The Secret Life of Pets — in Victorian America

Pets Blog 30Apr2015_0004
“Friends.”  Stereoview, Carlton Harlow Graves.  Universal Photo Art Company, Philadelphia and Naperville, I, between 1895 and 1910

I recently saw (and enjoyed) the summer hit movie “The Secret Life of Pets,” and it got me thinking about how people gave “voices” to companion animals in the nineteenth century.  I’m not thinking about fairy tales or fables here, or even full-blown anthropomorphism, where a dog or cat becomes a little person in a fur suit, living the life of a human being.  I was interested in finding images or texts where animals “talked” or wrote about their lives from their points of view.

There are a number of famous autobiographies from the 1800s told in the voice of an animal. In the late nineteenth century, the most famous of these was Anna Sewell’s Black Beauty (1877), a story told in the first-person voice of a horse.  Black Beauty’s misadventures, and the cruelty with which people treated him (although the story does have a happy ending), made this book a crucial text for the animal welfare movement on both sides of the Atlantic. There were other important animal autobiographies, especially Beautiful Joe: the Autobiography of a Dog (1893), which helped to stigmatize dog fighting. I still can’t read either of these books without weeping.

But I was looking for something different: “diaries” that talked about the everyday life of dogs and cats, often with humor.  Here’s one for your perusal.

“Folly Frivolous. A Dog’s Diary,” is a story in Louise Stockton’s 1881 collection  The Christmas Thorn, and Other Stories which is available through Google Books. Folly gets into various forms of trouble and is often “whipped” and confined to the coal-shed.  He reports, “I have a little place out here where I keep all the bones I get, and one or two other little things that nobody knows about.” The ultimate insult is when he is forced to learn the trick of sitting up: “I have to beg for my ball…and beg for this, and beg for that, until life has got to be pretty much a burden.”  Folly has a strong sense of his own interests, and he knows how to manipulate the lady of the house by dropping one ear and looking “solemn.”  He seems a lot like the dogs and cats of “The Secret Life of Pets.”

HarpersMagazine-1904-08-0011290 jpeg copy
The first page of “From the Diary of a Cat,” with the unnamed protagonist dreaming of a feast of white mice.

Here’s another example, a more complex little work of fiction titled “From the Diary of a Cat.”  The full text is available through this link to a pdf:  HarpersMagazine-1904-08-0011290 copy

Published in the August 1904 issue of Harper’s Magazine, this story by Edwina Stanton Babcock is told in the voice of an alley cat who has figured out how to survive in the city.  Some of his adventures are funny, including his successful foray into a butcher shop looking for meat.  The cat experiences hunger and discomfort along with adventure, but he never feels sorry for himself even though he dimly recalls that he “must have been owned.”  He speculates whether he actually has nine lives.  At the close of the diary, he finds that he is unable to stay in the lap of a little girl who would keep him because he feels “the spell of the streets — a spell that draws me away from mere ease and plenty to the thrill and mystery of a roving life.”

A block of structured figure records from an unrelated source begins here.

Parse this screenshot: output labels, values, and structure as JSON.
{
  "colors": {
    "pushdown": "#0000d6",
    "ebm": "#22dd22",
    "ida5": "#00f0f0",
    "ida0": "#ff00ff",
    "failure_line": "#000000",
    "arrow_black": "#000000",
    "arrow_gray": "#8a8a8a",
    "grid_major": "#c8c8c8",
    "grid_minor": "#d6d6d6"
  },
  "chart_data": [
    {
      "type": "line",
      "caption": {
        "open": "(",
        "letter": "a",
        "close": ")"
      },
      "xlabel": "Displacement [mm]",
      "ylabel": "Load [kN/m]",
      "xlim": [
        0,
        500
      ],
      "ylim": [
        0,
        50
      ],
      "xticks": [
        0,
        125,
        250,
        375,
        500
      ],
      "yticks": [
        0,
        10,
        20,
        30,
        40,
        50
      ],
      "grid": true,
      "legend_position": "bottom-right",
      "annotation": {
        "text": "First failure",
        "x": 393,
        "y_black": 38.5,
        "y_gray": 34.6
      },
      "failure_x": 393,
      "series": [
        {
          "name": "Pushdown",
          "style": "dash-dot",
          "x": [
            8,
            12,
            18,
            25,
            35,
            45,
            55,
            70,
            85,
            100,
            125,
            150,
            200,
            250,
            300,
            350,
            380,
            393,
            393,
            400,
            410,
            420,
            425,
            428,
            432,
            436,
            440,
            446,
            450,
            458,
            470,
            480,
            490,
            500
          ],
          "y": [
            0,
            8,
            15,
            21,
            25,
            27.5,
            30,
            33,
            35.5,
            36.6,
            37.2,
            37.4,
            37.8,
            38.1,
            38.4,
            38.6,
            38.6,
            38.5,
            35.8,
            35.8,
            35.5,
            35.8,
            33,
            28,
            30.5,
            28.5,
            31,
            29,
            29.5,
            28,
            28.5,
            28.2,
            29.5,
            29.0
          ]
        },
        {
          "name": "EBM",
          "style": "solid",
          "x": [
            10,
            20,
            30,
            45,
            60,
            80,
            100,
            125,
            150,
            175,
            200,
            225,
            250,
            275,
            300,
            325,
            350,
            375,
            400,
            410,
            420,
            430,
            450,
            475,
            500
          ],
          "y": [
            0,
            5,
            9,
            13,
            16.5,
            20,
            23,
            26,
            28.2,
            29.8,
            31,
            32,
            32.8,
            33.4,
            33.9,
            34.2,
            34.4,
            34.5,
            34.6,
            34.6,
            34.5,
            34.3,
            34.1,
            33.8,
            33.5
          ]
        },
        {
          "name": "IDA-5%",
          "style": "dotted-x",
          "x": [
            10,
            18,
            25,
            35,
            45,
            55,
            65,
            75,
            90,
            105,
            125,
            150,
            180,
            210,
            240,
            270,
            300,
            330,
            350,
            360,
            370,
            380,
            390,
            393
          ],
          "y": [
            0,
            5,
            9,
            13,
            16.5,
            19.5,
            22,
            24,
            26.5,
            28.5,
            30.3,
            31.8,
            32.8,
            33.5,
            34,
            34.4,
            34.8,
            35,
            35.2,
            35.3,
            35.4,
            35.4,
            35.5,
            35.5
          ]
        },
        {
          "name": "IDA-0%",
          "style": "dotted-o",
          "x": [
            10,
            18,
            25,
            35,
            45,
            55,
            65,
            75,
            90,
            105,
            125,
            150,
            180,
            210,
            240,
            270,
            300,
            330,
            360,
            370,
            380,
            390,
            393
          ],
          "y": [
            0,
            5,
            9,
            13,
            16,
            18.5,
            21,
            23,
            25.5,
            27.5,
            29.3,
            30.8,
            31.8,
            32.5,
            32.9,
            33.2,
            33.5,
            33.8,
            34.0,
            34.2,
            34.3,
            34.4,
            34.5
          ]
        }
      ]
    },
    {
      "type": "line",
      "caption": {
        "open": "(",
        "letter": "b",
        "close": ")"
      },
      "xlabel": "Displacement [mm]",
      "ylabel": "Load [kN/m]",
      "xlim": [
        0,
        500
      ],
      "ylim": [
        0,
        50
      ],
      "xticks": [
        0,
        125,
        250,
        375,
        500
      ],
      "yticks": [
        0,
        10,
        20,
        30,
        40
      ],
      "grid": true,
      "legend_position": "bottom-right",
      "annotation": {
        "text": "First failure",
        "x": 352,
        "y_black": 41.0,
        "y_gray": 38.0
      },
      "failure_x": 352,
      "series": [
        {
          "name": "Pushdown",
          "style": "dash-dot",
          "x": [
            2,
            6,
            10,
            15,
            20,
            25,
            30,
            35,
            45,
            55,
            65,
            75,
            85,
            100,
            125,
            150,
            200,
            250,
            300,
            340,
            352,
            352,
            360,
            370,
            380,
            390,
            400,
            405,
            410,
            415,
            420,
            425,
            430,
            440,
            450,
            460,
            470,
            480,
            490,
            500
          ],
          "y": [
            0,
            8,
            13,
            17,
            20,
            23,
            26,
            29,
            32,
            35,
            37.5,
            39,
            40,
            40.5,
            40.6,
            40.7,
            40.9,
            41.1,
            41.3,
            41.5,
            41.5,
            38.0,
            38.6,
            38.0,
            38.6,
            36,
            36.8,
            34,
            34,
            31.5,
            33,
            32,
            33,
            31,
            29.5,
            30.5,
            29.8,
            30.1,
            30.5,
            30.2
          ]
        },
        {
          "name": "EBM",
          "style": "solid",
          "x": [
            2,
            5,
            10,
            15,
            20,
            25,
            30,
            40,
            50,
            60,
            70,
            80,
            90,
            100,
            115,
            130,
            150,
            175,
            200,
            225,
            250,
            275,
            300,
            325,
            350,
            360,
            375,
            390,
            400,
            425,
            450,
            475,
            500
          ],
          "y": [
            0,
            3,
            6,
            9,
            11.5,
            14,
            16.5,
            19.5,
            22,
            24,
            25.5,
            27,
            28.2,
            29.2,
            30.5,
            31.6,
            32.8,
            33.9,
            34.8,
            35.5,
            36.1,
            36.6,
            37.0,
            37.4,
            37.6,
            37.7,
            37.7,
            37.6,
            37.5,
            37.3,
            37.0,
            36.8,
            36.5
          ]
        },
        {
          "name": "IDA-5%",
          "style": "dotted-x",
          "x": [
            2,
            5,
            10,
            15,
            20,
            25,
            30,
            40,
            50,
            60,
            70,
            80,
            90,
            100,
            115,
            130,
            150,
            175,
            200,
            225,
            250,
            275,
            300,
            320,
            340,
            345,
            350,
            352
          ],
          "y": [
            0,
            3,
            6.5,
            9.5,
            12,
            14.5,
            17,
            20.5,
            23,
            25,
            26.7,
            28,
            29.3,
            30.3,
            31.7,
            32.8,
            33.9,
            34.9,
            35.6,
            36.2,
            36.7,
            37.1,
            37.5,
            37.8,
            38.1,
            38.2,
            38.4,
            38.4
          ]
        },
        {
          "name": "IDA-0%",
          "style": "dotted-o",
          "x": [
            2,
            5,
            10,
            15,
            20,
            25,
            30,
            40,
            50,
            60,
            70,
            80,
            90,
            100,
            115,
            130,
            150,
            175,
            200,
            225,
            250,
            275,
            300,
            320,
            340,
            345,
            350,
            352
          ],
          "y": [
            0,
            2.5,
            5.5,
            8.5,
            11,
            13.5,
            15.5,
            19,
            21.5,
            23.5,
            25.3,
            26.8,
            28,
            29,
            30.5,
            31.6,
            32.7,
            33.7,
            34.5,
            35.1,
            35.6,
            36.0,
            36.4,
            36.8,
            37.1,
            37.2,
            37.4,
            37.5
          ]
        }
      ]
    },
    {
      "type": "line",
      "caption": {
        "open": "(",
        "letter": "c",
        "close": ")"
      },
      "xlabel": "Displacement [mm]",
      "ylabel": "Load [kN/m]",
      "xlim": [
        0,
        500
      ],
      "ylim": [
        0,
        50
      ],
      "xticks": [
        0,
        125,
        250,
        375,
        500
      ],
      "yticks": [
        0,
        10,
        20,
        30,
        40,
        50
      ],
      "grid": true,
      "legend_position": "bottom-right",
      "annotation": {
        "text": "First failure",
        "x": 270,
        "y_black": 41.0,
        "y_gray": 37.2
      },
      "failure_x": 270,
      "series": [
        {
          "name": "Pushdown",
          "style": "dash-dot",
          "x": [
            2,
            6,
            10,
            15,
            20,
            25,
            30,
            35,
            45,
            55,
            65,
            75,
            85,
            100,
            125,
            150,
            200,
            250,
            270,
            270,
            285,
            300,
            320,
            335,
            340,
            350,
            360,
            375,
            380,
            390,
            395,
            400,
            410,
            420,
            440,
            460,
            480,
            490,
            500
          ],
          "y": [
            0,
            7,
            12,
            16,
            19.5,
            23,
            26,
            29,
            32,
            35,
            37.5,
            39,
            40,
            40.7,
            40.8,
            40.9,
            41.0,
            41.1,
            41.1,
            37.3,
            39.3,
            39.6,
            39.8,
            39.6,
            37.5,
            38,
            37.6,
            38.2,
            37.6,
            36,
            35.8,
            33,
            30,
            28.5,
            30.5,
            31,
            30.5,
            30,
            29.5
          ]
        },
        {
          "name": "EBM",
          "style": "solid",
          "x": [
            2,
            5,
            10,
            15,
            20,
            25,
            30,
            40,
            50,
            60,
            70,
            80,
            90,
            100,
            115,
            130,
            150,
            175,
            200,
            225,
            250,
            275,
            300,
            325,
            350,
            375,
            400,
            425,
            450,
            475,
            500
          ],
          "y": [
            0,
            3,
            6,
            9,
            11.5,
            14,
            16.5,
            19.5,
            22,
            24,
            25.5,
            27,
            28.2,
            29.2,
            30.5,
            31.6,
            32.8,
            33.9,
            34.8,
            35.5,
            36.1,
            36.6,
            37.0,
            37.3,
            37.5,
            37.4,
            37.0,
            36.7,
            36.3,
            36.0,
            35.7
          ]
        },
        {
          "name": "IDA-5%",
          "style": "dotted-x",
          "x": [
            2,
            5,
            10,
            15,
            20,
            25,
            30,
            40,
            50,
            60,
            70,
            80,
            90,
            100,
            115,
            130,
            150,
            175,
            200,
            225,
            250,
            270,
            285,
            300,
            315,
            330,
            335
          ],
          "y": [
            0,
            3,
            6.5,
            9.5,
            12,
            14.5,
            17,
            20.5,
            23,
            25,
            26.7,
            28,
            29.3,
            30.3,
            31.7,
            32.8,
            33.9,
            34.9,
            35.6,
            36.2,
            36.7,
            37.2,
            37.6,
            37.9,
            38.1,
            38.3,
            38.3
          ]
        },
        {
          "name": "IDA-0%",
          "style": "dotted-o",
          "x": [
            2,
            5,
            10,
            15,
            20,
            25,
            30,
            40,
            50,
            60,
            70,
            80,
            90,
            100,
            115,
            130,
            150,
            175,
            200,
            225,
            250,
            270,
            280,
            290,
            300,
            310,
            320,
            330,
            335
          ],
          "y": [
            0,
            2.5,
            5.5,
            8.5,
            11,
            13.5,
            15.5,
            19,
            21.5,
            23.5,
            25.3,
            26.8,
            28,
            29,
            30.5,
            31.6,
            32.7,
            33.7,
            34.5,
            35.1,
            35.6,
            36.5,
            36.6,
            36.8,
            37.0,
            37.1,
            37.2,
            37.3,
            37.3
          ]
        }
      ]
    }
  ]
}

Babcock (1875-1965) was a poet and fiction writer who was popular during her life but seems to be neglected today.  The historical context for this “diary” is worth noting, too.   At this time, abandoned and feral cats were receiving more attention from animal welfare groups — and also from city animal control officers, who killed hundreds of thousands of cats between 1890 and 1910.

I’ll work on finding other “secret lives” to share. But these two cases suggest that animal-loving Americans in the nineteenth century and early twentieth centuries wondered about the inner lives of their companions — and came up with funny “takes” on animals’ views of the world  —  just as we do today.